EADS seeks path for “trapped” shareholders


Europe’s largest aerospace group EADS is studying new ways of fending off potential aggressors that would give core Franco-German shareholders room to sell off stakes, its chief executive said.

The idea is to wean the Airbus parent company off a system of controlling stakes which have preserved a Franco-German power balance since the company was created 11 years ago, but which is under strain due to changes of strategy by the core investors.

Acknowledging for the first time that founding shareholders Daimler and Lagardere may feel “trapped,” Louis Gallois said the company was exploring new solutions after a proposal to set up golden shares fell foul of Dutch law, which governs EADS.
“EADS’s future depends on a sustainable shareholdership. The discussions are engaged at least in Germany on the reorganisation of the shareholdership,” Gallois told a news briefing.
“I suggest that we take this opportunity to adopt not a short-term solution, but a solution that would be sustainable in the long term. Lagardere and Daimler are candidates to sell at least part of their shares sooner or later,” he said.
“Other solutions exist beyond a controlling shareholding which is an extremely rigid one. It gives the controlling shareholders the feeling of being trapped. If they were no longer controlling shareholders, with the protection I was mentioning, they would have the freedom to sell their shares as they want.”

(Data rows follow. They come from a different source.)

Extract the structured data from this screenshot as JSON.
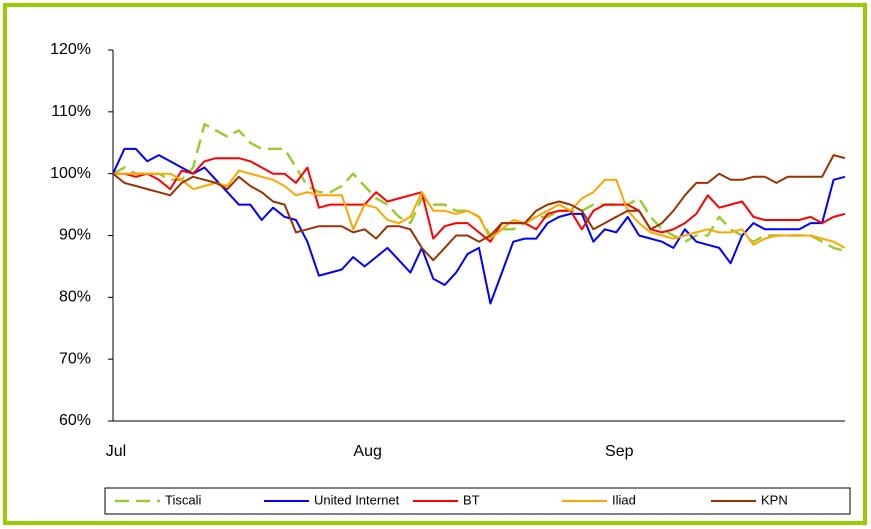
{
  "chart_data": {
    "type": "line",
    "categories": [
      "Jul",
      null,
      null,
      null,
      null,
      null,
      null,
      null,
      null,
      null,
      null,
      null,
      null,
      null,
      null,
      null,
      null,
      null,
      null,
      null,
      null,
      null,
      "Aug",
      null,
      null,
      null,
      null,
      null,
      null,
      null,
      null,
      null,
      null,
      null,
      null,
      null,
      null,
      null,
      null,
      null,
      null,
      null,
      null,
      null,
      "Sep",
      null,
      null,
      null,
      null,
      null,
      null,
      null,
      null,
      null,
      null,
      null,
      null,
      null,
      null,
      null,
      null,
      null,
      null,
      null,
      null
    ],
    "ylim": [
      60,
      120
    ],
    "yticks": [
      {
        "value": 60,
        "label": "60%"
      },
      {
        "value": 70,
        "label": "70%"
      },
      {
        "value": 80,
        "label": "80%"
      },
      {
        "value": 90,
        "label": "90%"
      },
      {
        "value": 100,
        "label": "100%"
      },
      {
        "value": 110,
        "label": "110%"
      },
      {
        "value": 120,
        "label": "120%"
      }
    ],
    "legend": "bottom",
    "series": [
      {
        "name": "Tiscali",
        "color": "#99cc33",
        "dashed": true,
        "values": [
          100,
          101,
          100,
          100,
          100,
          99,
          99,
          101,
          108,
          107,
          106,
          107,
          105,
          104,
          104,
          104,
          101,
          98,
          97,
          97,
          98,
          100,
          98,
          96,
          95,
          93,
          92,
          96,
          95,
          95,
          94,
          94,
          93,
          90,
          91,
          91,
          92,
          93,
          93,
          94,
          94,
          94,
          95,
          95,
          95,
          95,
          96,
          93,
          91,
          90,
          89,
          90,
          90,
          93,
          91,
          90,
          89,
          90,
          90,
          90,
          90,
          90,
          89,
          88,
          87.5
        ]
      },
      {
        "name": "United Internet",
        "color": "#0000ff",
        "values": [
          100,
          104,
          104,
          102,
          103,
          102,
          101,
          100,
          101,
          99,
          97,
          95,
          95,
          92.5,
          94.5,
          93,
          92.5,
          89,
          83.5,
          84,
          84.5,
          86.5,
          85,
          86.5,
          88,
          86,
          84,
          88,
          83,
          82,
          84,
          87,
          88,
          79,
          84,
          89,
          89.5,
          89.5,
          92,
          93,
          93.5,
          93.5,
          89,
          91,
          90.5,
          93,
          90,
          89.5,
          89,
          88,
          91,
          89,
          88.5,
          88,
          85.5,
          90,
          92,
          91,
          91,
          91,
          91,
          92,
          92,
          99,
          99.5
        ]
      },
      {
        "name": "BT",
        "color": "#ff0000",
        "values": [
          100,
          100,
          99.5,
          100,
          99,
          97.5,
          100.5,
          100,
          102,
          102.5,
          102.5,
          102.5,
          102,
          101,
          100,
          100,
          98.5,
          101,
          94.5,
          95,
          95,
          95,
          95,
          97,
          95.5,
          96,
          96.5,
          97,
          89.5,
          91.5,
          92,
          92,
          90.5,
          89,
          92,
          92,
          92,
          91,
          93.5,
          94,
          94,
          91,
          94,
          95,
          95,
          95,
          94,
          91,
          90.5,
          91,
          92,
          93.5,
          96.5,
          94.5,
          95,
          95.5,
          93,
          92.5,
          92.5,
          92.5,
          92.5,
          93,
          92,
          93,
          93.5
        ]
      },
      {
        "name": "Iliad",
        "color": "#ffa500",
        "values": [
          100,
          100,
          100,
          100,
          100,
          100,
          99,
          97.5,
          98,
          98.5,
          98,
          100.5,
          100,
          99.5,
          99,
          98,
          96.5,
          97,
          96.5,
          96.5,
          96.5,
          91,
          95,
          94.5,
          92.5,
          92,
          93,
          97,
          94,
          94,
          93.5,
          94,
          93,
          89.5,
          91,
          92.5,
          92,
          93,
          94,
          95,
          94,
          96,
          97,
          99,
          99,
          94,
          92,
          90.5,
          90,
          89.5,
          90,
          90.5,
          91,
          90.5,
          90.5,
          91,
          88.5,
          89.5,
          90,
          90,
          90,
          90,
          89.5,
          89,
          88
        ]
      },
      {
        "name": "KPN",
        "color": "#993300",
        "values": [
          100,
          98.5,
          98,
          97.5,
          97,
          96.5,
          98.5,
          99.5,
          99,
          98.5,
          97.5,
          99.5,
          98,
          97,
          95.5,
          95,
          90.5,
          91,
          91.5,
          91.5,
          91.5,
          90.5,
          91,
          89.5,
          91.5,
          91.5,
          91,
          88,
          86,
          88,
          90,
          90,
          89,
          90,
          92,
          92,
          92,
          94,
          95,
          95.5,
          95,
          94,
          91,
          92,
          93,
          94,
          94,
          91,
          92,
          94,
          96.5,
          98.5,
          98.5,
          100,
          99,
          99,
          99.5,
          99.5,
          98.5,
          99.5,
          99.5,
          99.5,
          99.5,
          103,
          102.5
        ]
      }
    ]
  }
}
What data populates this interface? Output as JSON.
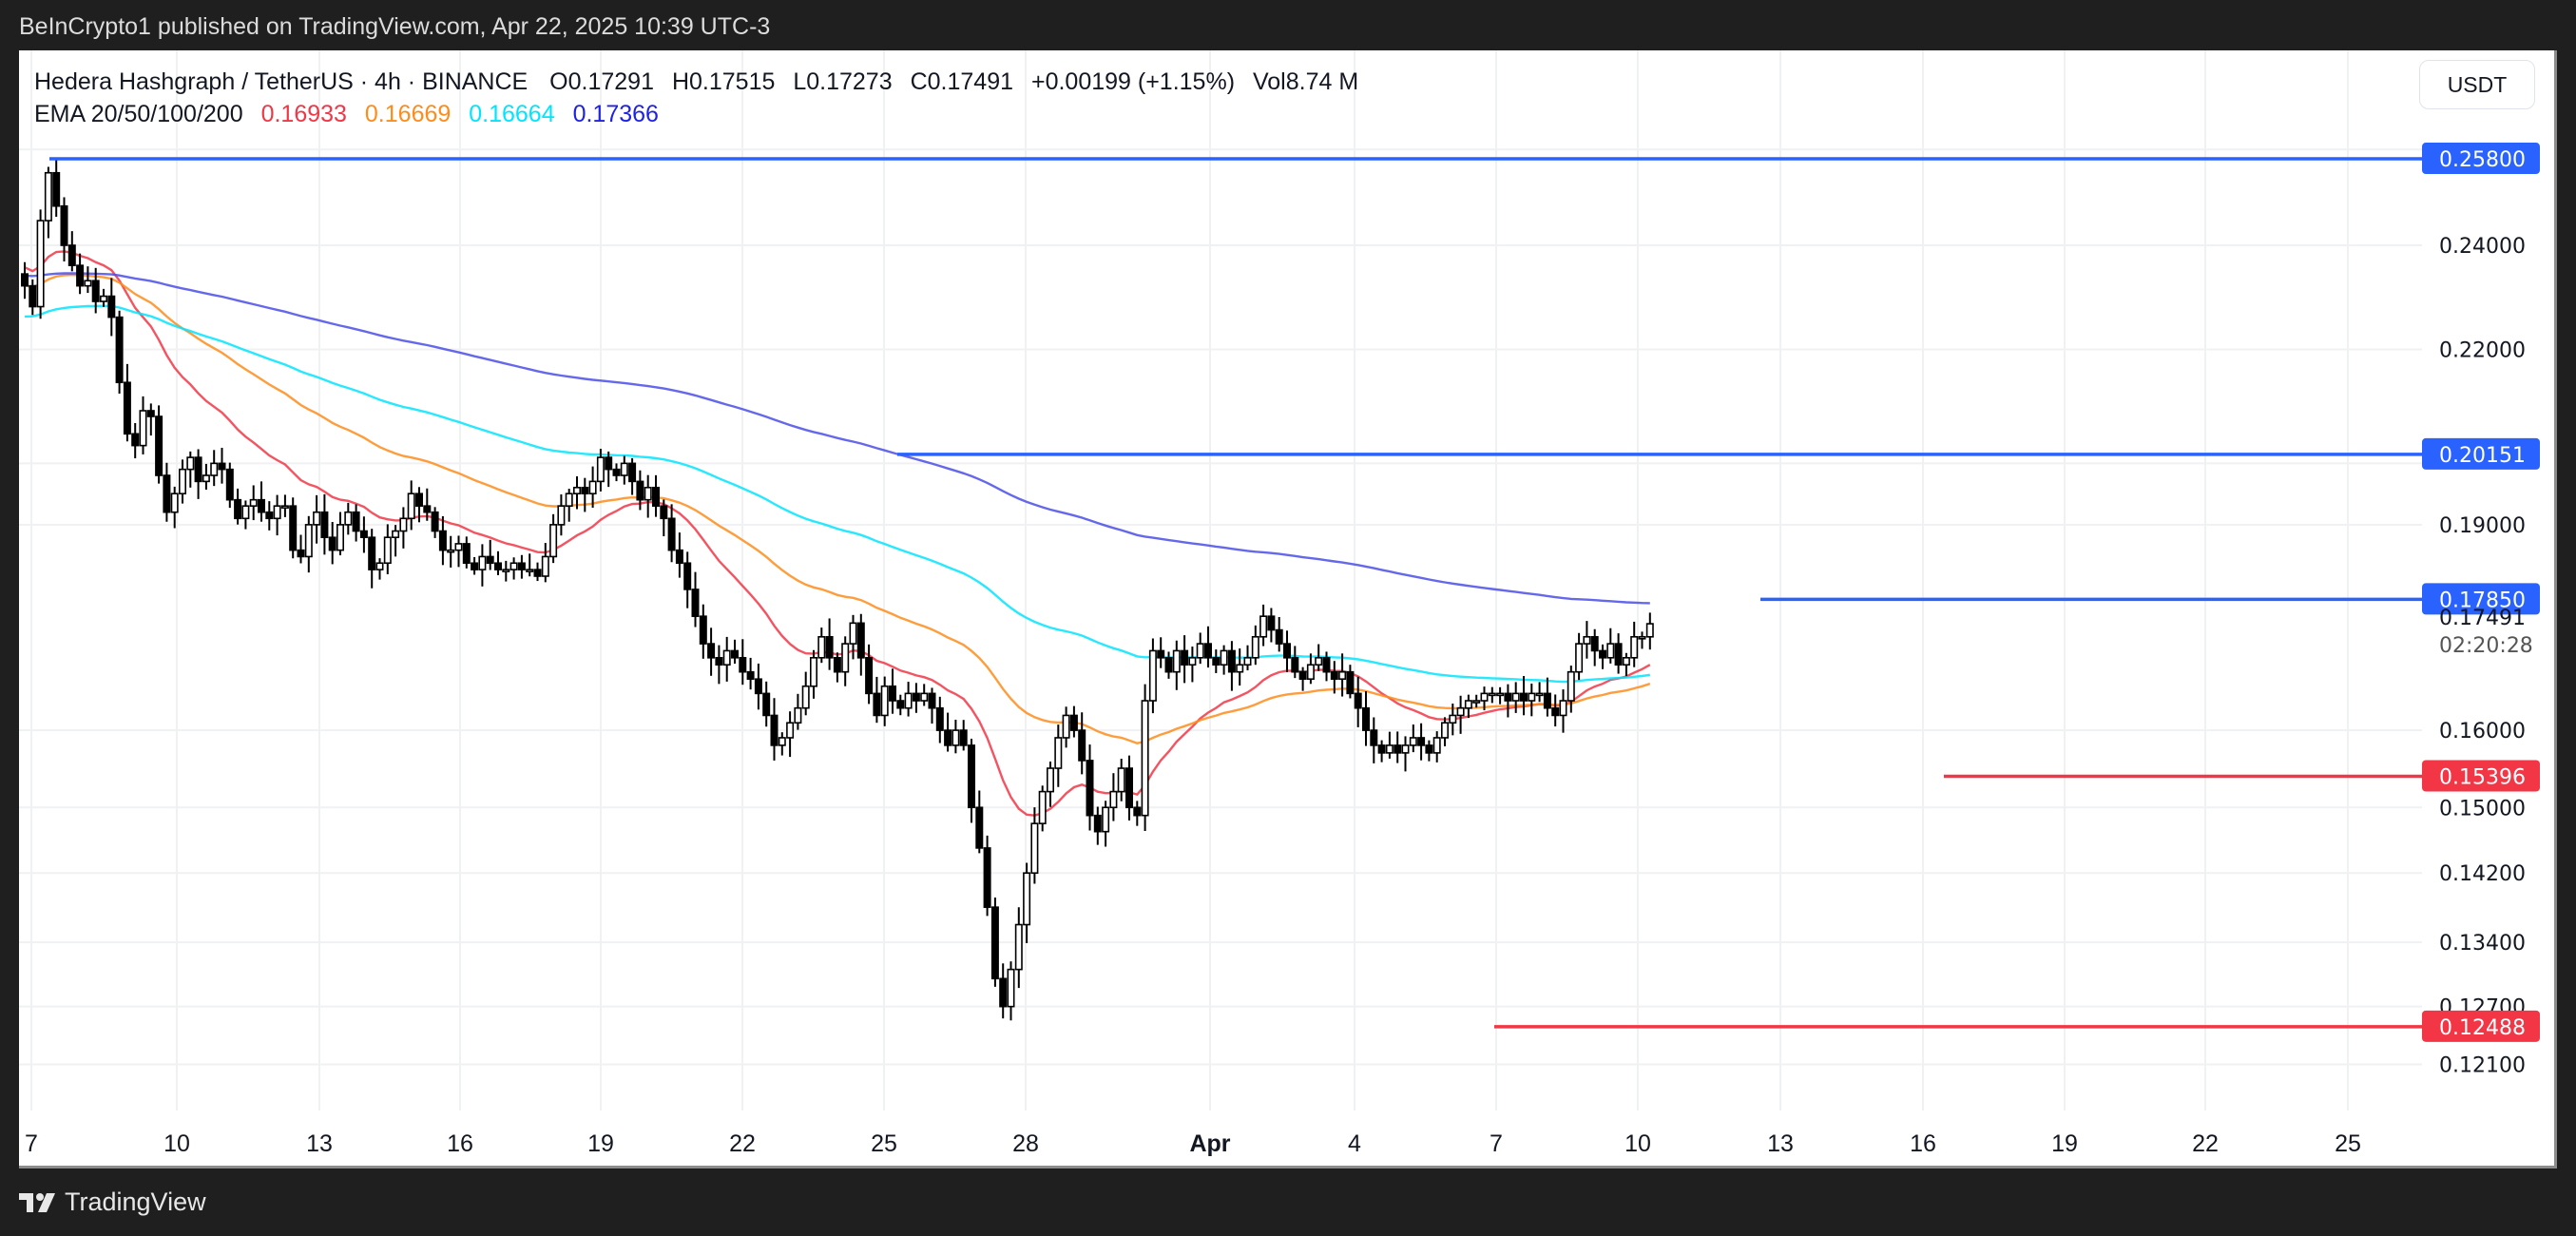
{
  "publish_bar": {
    "text": "BeInCrypto1 published on TradingView.com, Apr 22, 2025 10:39 UTC-3"
  },
  "legend": {
    "symbol": "Hedera Hashgraph / TetherUS · 4h · BINANCE",
    "open": "O0.17291",
    "high": "H0.17515",
    "low": "L0.17273",
    "close": "C0.17491",
    "change": "+0.00199 (+1.15%)",
    "volume": "Vol8.74 M",
    "ema_label": "EMA 20/50/100/200",
    "ema_values": [
      {
        "name": "EMA 20",
        "value": "0.16933",
        "color": "#f23645"
      },
      {
        "name": "EMA 50",
        "value": "0.16669",
        "color": "#ff8c1a"
      },
      {
        "name": "EMA 100",
        "value": "0.16664",
        "color": "#00e5ff"
      },
      {
        "name": "EMA 200",
        "value": "0.17366",
        "color": "#1e22e6"
      }
    ]
  },
  "currency_button": {
    "label": "USDT"
  },
  "footer": {
    "brand": "TradingView"
  },
  "chart_data": {
    "type": "candlestick",
    "title": "Hedera Hashgraph / TetherUS · 4h · BINANCE",
    "xlabel": "",
    "ylabel": "USDT",
    "scale": "log",
    "ylim": [
      0.116,
      0.268
    ],
    "y_ticks": [
      "0.24000",
      "0.22000",
      "0.19000",
      "0.16000",
      "0.15000",
      "0.14200",
      "0.13400",
      "0.12700",
      "0.12100"
    ],
    "x_ticks": [
      "7",
      "10",
      "13",
      "16",
      "19",
      "22",
      "25",
      "28",
      "Apr",
      "4",
      "7",
      "10",
      "13",
      "16",
      "19",
      "22",
      "25"
    ],
    "grid": true,
    "current_price": {
      "value": "0.17491",
      "countdown": "02:20:28"
    },
    "horizontal_levels": [
      {
        "label": "0.25800",
        "value": 0.258,
        "color": "#2962ff",
        "type": "resistance"
      },
      {
        "label": "0.20151",
        "value": 0.20151,
        "color": "#2962ff",
        "type": "resistance"
      },
      {
        "label": "0.17850",
        "value": 0.1785,
        "color": "#2962ff",
        "type": "resistance"
      },
      {
        "label": "0.15396",
        "value": 0.15396,
        "color": "#f23645",
        "type": "support"
      },
      {
        "label": "0.12488",
        "value": 0.12488,
        "color": "#f23645",
        "type": "support"
      }
    ],
    "ema_series": [
      {
        "name": "EMA 20",
        "last": 0.16933,
        "color": "#f23645"
      },
      {
        "name": "EMA 50",
        "last": 0.16669,
        "color": "#ff8c1a"
      },
      {
        "name": "EMA 100",
        "last": 0.16664,
        "color": "#00e5ff"
      },
      {
        "name": "EMA 200",
        "last": 0.17366,
        "color": "#1e22e6"
      }
    ],
    "close_path_approx": [
      0.232,
      0.228,
      0.245,
      0.255,
      0.248,
      0.24,
      0.236,
      0.232,
      0.233,
      0.229,
      0.23,
      0.226,
      0.214,
      0.205,
      0.203,
      0.209,
      0.208,
      0.198,
      0.192,
      0.195,
      0.199,
      0.201,
      0.197,
      0.198,
      0.2,
      0.199,
      0.194,
      0.191,
      0.193,
      0.194,
      0.192,
      0.191,
      0.193,
      0.193,
      0.186,
      0.185,
      0.19,
      0.192,
      0.188,
      0.186,
      0.19,
      0.192,
      0.189,
      0.188,
      0.183,
      0.184,
      0.188,
      0.189,
      0.191,
      0.195,
      0.193,
      0.192,
      0.189,
      0.186,
      0.186,
      0.187,
      0.184,
      0.183,
      0.185,
      0.184,
      0.183,
      0.183,
      0.184,
      0.183,
      0.183,
      0.182,
      0.185,
      0.19,
      0.193,
      0.195,
      0.196,
      0.195,
      0.197,
      0.201,
      0.199,
      0.198,
      0.2,
      0.197,
      0.194,
      0.196,
      0.193,
      0.191,
      0.186,
      0.184,
      0.18,
      0.176,
      0.172,
      0.17,
      0.169,
      0.171,
      0.17,
      0.168,
      0.167,
      0.165,
      0.162,
      0.158,
      0.159,
      0.161,
      0.163,
      0.166,
      0.17,
      0.173,
      0.17,
      0.168,
      0.172,
      0.175,
      0.17,
      0.165,
      0.162,
      0.166,
      0.164,
      0.163,
      0.165,
      0.164,
      0.165,
      0.163,
      0.16,
      0.158,
      0.16,
      0.158,
      0.15,
      0.145,
      0.138,
      0.13,
      0.127,
      0.131,
      0.136,
      0.142,
      0.148,
      0.152,
      0.155,
      0.159,
      0.162,
      0.16,
      0.156,
      0.149,
      0.147,
      0.15,
      0.152,
      0.155,
      0.15,
      0.149,
      0.164,
      0.171,
      0.17,
      0.168,
      0.171,
      0.169,
      0.17,
      0.172,
      0.17,
      0.169,
      0.171,
      0.168,
      0.169,
      0.17,
      0.173,
      0.176,
      0.174,
      0.172,
      0.17,
      0.168,
      0.167,
      0.169,
      0.17,
      0.168,
      0.167,
      0.168,
      0.165,
      0.163,
      0.16,
      0.158,
      0.157,
      0.158,
      0.157,
      0.158,
      0.159,
      0.158,
      0.157,
      0.159,
      0.161,
      0.162,
      0.163,
      0.164,
      0.164,
      0.165,
      0.165,
      0.165,
      0.164,
      0.165,
      0.164,
      0.165,
      0.165,
      0.163,
      0.162,
      0.164,
      0.168,
      0.172,
      0.173,
      0.171,
      0.17,
      0.172,
      0.169,
      0.17,
      0.173,
      0.173,
      0.1749
    ]
  }
}
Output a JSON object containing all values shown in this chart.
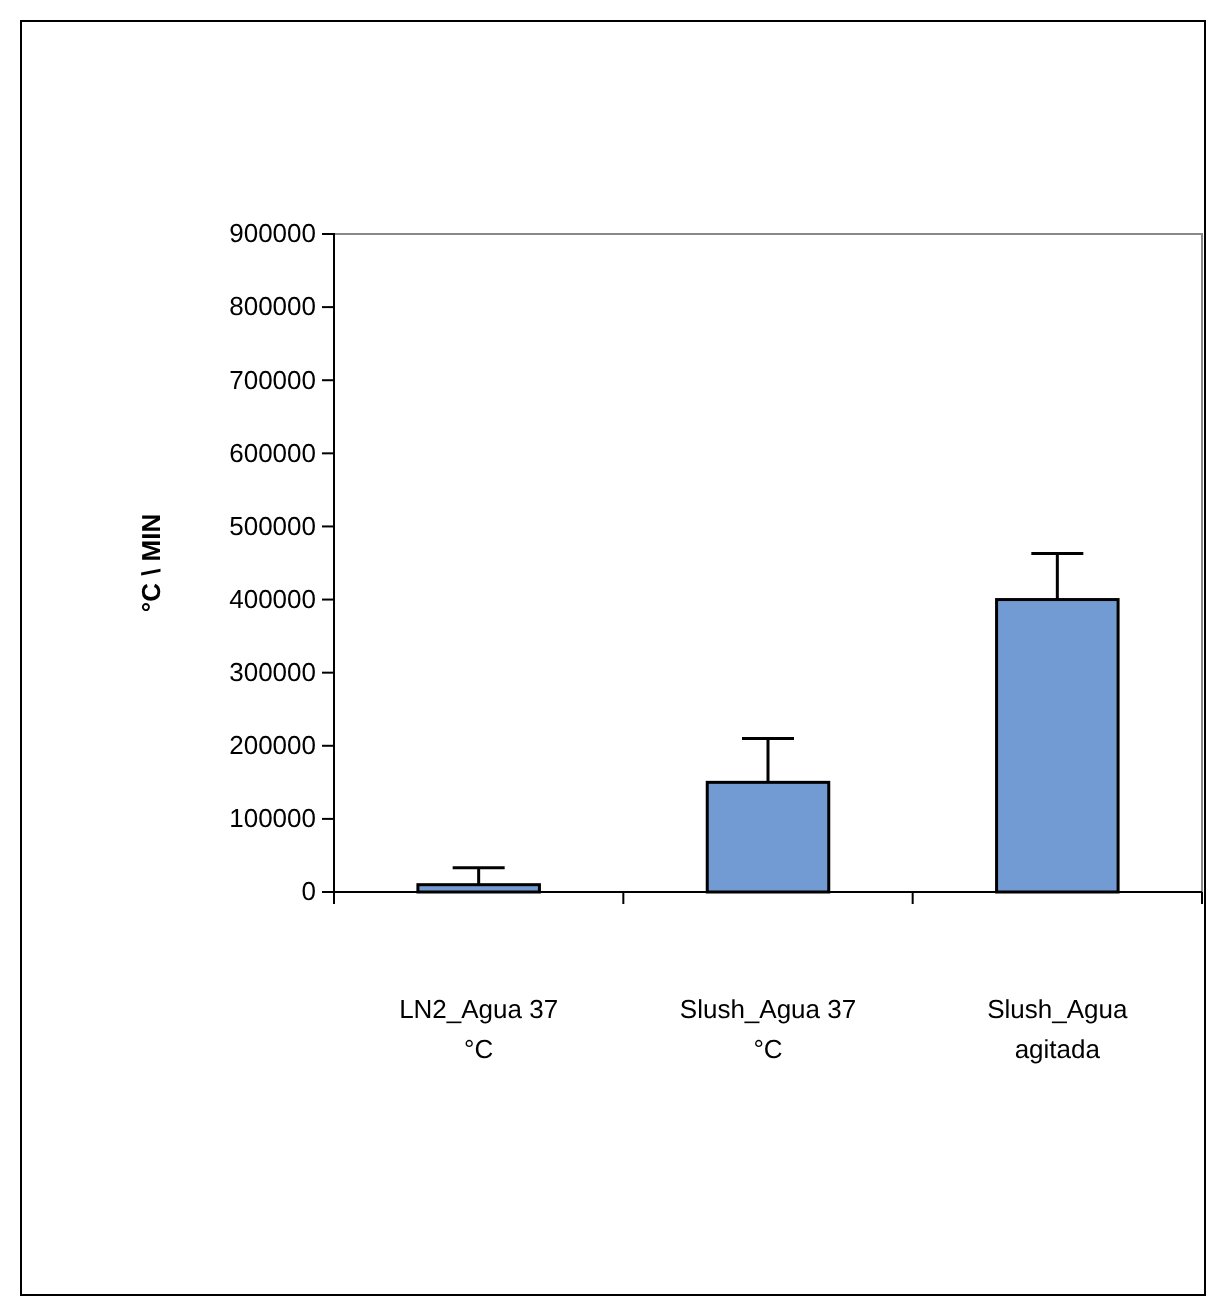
{
  "chart_data": {
    "type": "bar",
    "ylabel": "°C \\ MIN",
    "categories": [
      "LN2_Agua 37 °C",
      "Slush_Agua 37 °C",
      "Slush_Agua agitada"
    ],
    "values": [
      10000,
      150000,
      400000
    ],
    "errors": [
      [
        10000,
        33000
      ],
      [
        150000,
        210000
      ],
      [
        400000,
        463000
      ]
    ],
    "color": "#729bd3",
    "ylim": [
      0,
      900000
    ],
    "yticks": [
      0,
      100000,
      200000,
      300000,
      400000,
      500000,
      600000,
      700000,
      800000,
      900000
    ],
    "grid": false
  }
}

German carmaker Daimler wants to sell most of its 22.5 percent stake in EADS to the German government and French media group Lagardere has indicated that although it is in no hurry to sell, its 7.5 percent stake is not strategic.

The two companies are involved in a shareholder pact with the French government which owns 15 percent.

EADS was roiled by Franco-German tensions between 2005 and 2007 and the company and its investors fear that any prolonged uncertainty over its shareholding structure could be damaging.

The pact both protects EADS from takeover and guaratees equality between French and German interests in the group.

Senior company officials said little movement on the issue was expected ahead of French elections in 2012 and Gallois did not provide any details on the proposals.

Management scenarios have been discussed with shareholders, who have yet to give their response.

Dutch companies typically use a friendly foundation, known as a “Stichting Preferente aandelen” to protect themselves against shareholders who are considered hostile, either because they have launched a hostile takeover or are seeking the removal of certain board members.

The company issues shares to the foundation, which effectively remains dormant until it is needed, at which point it becomes active and can be called on to vote against the hostile shareholders at an annual or emergency general meeting.

Gallois meanwhile reiterated there would be “no surprises” about his mandate, which ends in the middle of next year.

Airbus Chief Executive Tom Enders is widely expected to replace Gallois under a deal to simplify the company’s governance and then rotate top jobs between French and German executives, which Paris and Berlin struck in 2007.